The president of Clackamas Community College is running 25-30 miles a day to all of Oregon’s community colleges.
In Lincoln City, he was met by OCCC President Marshall Roache and a crowd of college supporters before heading north to Tillamook Community College.
Cook told the Salem Reporter on Tuesday that the run started because of his drive to support students struggling to make ends meet, including those he’d seen living in their cars, unable to pay bills or who didn’t have enough to eat.
“There’s so many of those stories,” Cook said. “They’re one flat tire, one missed payment from being houseless or something else, and it’s not right.”
An avid marathoner, Cook, 57, started June 16 at Treasure Valley Community College in Ontario and worked his way across eastern and central Oregon, south to Klamath Falls, and then up the Willamette Valley.
Cook is followed by a team in a van driven by his wife.

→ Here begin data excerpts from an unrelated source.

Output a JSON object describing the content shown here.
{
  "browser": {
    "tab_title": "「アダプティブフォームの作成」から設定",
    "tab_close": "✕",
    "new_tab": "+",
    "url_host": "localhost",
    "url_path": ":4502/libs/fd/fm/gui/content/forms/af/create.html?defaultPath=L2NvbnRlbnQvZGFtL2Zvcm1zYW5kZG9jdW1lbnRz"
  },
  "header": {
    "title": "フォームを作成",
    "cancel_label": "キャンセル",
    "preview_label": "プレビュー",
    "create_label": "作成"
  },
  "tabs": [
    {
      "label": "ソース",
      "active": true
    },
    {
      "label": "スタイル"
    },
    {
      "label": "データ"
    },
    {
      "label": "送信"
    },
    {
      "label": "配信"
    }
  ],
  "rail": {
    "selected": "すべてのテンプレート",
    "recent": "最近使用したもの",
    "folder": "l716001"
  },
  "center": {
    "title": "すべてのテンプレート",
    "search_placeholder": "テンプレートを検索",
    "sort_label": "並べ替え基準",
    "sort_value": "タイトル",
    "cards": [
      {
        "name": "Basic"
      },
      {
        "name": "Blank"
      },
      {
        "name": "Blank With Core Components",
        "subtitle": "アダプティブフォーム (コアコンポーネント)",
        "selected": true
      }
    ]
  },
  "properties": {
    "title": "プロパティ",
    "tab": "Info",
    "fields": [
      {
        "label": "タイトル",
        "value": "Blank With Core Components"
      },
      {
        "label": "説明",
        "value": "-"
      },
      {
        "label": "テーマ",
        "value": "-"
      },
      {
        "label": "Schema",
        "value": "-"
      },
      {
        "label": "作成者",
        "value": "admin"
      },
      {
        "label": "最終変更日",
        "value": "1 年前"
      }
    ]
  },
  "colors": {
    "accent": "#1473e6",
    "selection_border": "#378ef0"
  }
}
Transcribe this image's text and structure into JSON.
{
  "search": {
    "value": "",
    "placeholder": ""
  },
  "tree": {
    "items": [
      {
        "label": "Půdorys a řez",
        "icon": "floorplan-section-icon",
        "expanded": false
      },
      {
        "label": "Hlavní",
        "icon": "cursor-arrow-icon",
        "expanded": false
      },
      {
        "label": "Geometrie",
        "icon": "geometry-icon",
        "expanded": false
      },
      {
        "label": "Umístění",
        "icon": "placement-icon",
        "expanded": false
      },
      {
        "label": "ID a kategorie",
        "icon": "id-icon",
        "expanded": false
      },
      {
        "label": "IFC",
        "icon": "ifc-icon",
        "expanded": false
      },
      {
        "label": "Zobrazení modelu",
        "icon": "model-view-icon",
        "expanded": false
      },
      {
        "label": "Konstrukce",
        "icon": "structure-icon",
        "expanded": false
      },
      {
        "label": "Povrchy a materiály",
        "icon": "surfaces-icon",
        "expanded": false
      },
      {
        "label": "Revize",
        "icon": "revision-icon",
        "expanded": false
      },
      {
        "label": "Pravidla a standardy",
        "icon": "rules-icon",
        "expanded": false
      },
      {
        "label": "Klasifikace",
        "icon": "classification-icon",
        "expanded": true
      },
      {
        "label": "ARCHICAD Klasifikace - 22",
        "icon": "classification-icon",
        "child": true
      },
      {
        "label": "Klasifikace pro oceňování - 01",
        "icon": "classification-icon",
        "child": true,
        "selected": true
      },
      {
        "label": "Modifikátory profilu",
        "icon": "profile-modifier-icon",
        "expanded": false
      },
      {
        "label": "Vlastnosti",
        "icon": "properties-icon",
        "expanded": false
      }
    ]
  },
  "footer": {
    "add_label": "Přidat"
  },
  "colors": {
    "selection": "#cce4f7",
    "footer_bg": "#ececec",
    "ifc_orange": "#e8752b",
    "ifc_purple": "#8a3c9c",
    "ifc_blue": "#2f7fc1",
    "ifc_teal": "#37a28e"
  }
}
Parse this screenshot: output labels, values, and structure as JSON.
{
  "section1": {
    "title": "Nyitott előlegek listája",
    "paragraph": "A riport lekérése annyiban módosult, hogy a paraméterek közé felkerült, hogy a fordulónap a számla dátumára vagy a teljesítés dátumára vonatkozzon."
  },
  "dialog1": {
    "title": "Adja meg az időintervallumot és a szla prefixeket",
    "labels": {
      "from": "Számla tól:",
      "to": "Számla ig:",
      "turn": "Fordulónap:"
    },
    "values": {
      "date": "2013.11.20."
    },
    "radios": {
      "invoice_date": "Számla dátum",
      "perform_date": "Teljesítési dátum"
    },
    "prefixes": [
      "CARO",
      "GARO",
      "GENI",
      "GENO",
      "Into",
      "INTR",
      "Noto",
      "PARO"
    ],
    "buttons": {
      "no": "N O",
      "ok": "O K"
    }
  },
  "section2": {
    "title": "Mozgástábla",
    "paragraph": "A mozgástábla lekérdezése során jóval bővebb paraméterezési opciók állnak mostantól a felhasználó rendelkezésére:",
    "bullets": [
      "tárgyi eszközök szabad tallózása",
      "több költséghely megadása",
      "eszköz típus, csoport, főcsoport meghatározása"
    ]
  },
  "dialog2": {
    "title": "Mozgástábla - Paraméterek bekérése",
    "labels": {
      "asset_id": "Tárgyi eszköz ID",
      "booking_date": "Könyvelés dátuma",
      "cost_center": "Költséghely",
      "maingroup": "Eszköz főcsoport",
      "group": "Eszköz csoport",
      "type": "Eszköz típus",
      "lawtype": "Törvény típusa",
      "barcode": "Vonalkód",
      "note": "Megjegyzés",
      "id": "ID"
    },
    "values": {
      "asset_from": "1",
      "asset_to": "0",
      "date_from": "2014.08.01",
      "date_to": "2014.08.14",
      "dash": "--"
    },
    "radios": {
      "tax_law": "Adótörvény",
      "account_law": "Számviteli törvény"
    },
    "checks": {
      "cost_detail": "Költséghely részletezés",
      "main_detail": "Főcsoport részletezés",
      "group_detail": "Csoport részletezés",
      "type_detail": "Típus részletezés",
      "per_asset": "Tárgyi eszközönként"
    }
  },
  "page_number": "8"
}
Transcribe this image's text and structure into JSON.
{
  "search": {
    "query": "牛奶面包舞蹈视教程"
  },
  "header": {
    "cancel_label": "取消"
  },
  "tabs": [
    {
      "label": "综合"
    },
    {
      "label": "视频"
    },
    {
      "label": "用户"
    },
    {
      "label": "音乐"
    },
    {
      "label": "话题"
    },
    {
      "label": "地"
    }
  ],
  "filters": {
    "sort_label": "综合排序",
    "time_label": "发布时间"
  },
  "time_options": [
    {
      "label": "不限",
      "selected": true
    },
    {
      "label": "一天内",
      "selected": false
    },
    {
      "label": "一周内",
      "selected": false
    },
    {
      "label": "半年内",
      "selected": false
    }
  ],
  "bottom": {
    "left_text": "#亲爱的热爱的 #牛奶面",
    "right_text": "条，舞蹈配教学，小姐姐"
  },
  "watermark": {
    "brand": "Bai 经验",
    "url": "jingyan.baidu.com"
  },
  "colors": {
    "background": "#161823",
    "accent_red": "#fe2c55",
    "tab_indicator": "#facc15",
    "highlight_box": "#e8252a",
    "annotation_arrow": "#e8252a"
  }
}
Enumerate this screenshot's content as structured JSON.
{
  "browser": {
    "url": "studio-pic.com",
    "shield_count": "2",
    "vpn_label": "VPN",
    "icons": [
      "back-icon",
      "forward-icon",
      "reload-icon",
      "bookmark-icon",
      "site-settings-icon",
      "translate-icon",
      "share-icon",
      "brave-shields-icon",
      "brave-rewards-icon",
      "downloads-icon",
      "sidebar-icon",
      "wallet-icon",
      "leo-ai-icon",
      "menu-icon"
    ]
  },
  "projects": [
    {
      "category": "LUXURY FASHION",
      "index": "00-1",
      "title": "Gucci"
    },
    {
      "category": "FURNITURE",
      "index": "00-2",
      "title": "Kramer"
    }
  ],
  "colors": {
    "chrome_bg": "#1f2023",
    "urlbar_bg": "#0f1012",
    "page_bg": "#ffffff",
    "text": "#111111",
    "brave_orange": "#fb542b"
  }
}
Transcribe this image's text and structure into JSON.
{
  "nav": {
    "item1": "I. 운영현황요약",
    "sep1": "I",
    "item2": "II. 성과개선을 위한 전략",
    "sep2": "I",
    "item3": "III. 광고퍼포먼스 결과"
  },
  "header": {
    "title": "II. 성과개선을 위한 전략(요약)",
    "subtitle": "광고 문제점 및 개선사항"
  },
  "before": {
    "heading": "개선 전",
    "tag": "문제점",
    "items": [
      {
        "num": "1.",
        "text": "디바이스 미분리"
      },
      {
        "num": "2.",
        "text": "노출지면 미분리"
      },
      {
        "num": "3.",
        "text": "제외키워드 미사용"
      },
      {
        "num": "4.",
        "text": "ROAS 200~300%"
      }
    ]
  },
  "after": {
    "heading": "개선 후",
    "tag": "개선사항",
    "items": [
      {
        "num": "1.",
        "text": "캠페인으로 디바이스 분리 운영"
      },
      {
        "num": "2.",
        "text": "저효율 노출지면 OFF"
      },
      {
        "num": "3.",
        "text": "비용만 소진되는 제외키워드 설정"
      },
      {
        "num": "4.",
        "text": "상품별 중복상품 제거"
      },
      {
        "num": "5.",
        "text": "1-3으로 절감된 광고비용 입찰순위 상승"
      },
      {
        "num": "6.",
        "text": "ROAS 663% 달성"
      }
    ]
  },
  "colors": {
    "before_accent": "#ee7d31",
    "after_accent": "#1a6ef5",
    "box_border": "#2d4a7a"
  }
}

They periodically meet so he can get food, water and take a break if needed.

On Tuesday he was in Salem to stop at Chemeketa Community College before heading west to Lincoln City on Wednesday, where he spent his anniversary night in a donated motel room.
On Thursday he headed north to Tillamook – with Roache joining him on the first leg of the run — and then on to Astoria. Cook plans to finish in Hood River with a jump in the Columbia River.
The campaign, Running for Oregon Community College Students aims to raise awareness about the challenges faced by students and advocate for increased state funding to support their basic needs. Cook’s effort has raised about $85,000 so far.
“Some have questioned why I’m doing this run and why I would subject myself to this, but our students deserve to be able to afford college and be able to pay for rent, child care, groceries and transportation,” Cook said. “If this run helps raise awareness and funding for basic needs, it will be worth every blister.”
Cook told the Salem Reporter that his favorite part of the journey is the people he meets along the way.
“I’ve been in Eastern Oregon, stopped on the side of the road by people driving by, saying, ‘What are you doing?’ And I get to talk about community colleges,” he said. “I’ve met the most amazing people.”